The collections Soft Network works with the most, according to Spengemann, are film, photography, experimental and mixed-media work. These are “the hardest to maintain and make accessible after an artist’s life because they’re not as straightforward as a three-dimensional painting or a sculpture,” she said. Figuring out how to present these works can be challenging and, in some cases, because the artist had no market when it was made, there’s little funding for preservation now. Since Soft Network launched, many artist estates have found them by word of mouth. In addition to the Archive-in-Residence, they work with three artist estates held in their archives for a fee–the Stan VanDerBeek Archive, the Rosemary Mayer Estate and the Shirley Gorelick Foundation each have work on site; the associated fees help keep the organization solvent, as does the estate consultation work that it offers on a sliding scale.

Rosemary Mayer’s Portae, c. 1974, was shown in “Future Variations,” marking the first installation of the work since it was originally exhibited soon after it was made. © Estate of Rosemary Mayer, 2024

During our conversation, Spengemann emphasized that Soft Network is not a gallery but rather a “shared studio and active storage space with access to an exhibition space.” That space is shared with designer Rachel Comey, a longtime supporter of the organization. Soft Network provides artwork for her showroom in exchange for the space to exhibit work and hold public programs that bring the work of previously overlooked artists into modern conversation. Coming up on October 28 and 30, for example, are events centering painter Shirley Gorelick’s work, which will be hung in the space, including discussions about portraiture, community and memory featuring historians, academics, archivists and artists. Outside of the public programs and exhibitions, historians, artists, and curators can view the resident work in Soft Network’s offices by appointment.
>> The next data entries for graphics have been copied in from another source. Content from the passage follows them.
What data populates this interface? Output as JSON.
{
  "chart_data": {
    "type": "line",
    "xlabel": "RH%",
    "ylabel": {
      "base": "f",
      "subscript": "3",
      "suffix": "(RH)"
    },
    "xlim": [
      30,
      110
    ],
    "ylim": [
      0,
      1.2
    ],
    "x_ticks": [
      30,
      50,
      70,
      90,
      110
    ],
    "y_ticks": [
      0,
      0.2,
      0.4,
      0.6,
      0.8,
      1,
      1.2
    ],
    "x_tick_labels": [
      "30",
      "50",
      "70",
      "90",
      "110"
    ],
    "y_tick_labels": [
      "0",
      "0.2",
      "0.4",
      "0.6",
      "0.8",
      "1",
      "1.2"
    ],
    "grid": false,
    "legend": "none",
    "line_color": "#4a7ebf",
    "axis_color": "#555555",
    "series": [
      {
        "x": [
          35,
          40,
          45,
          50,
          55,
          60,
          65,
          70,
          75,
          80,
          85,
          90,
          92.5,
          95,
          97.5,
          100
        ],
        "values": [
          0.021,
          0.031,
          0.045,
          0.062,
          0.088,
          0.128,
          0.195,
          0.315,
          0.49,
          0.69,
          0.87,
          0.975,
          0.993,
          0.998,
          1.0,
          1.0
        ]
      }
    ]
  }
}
It’s perhaps not surprising that many of the estates Soft Network works with belong to artists who were women, people of color and/or queer. These works are pieces of art history that have been disregarded or left out of the narrative previously, Spengemann says, but through Soft Network, they can once again be part of the conversation—or in some cases, for the first time. These artists then become accessible to contemporary artists seeking inspiration, curators seeking missing pieces of a puzzle and historians chronicling parts of the art world once unseen.

“We really just try to be a community for people doing this work, bring visibility to this work and then as a group help one particular estate and collection with whatever they need,” Spengemann said. Artists have often operated via community, she added, and hers is dedicated to freeing their work from those bankers boxes, literally and figuratively.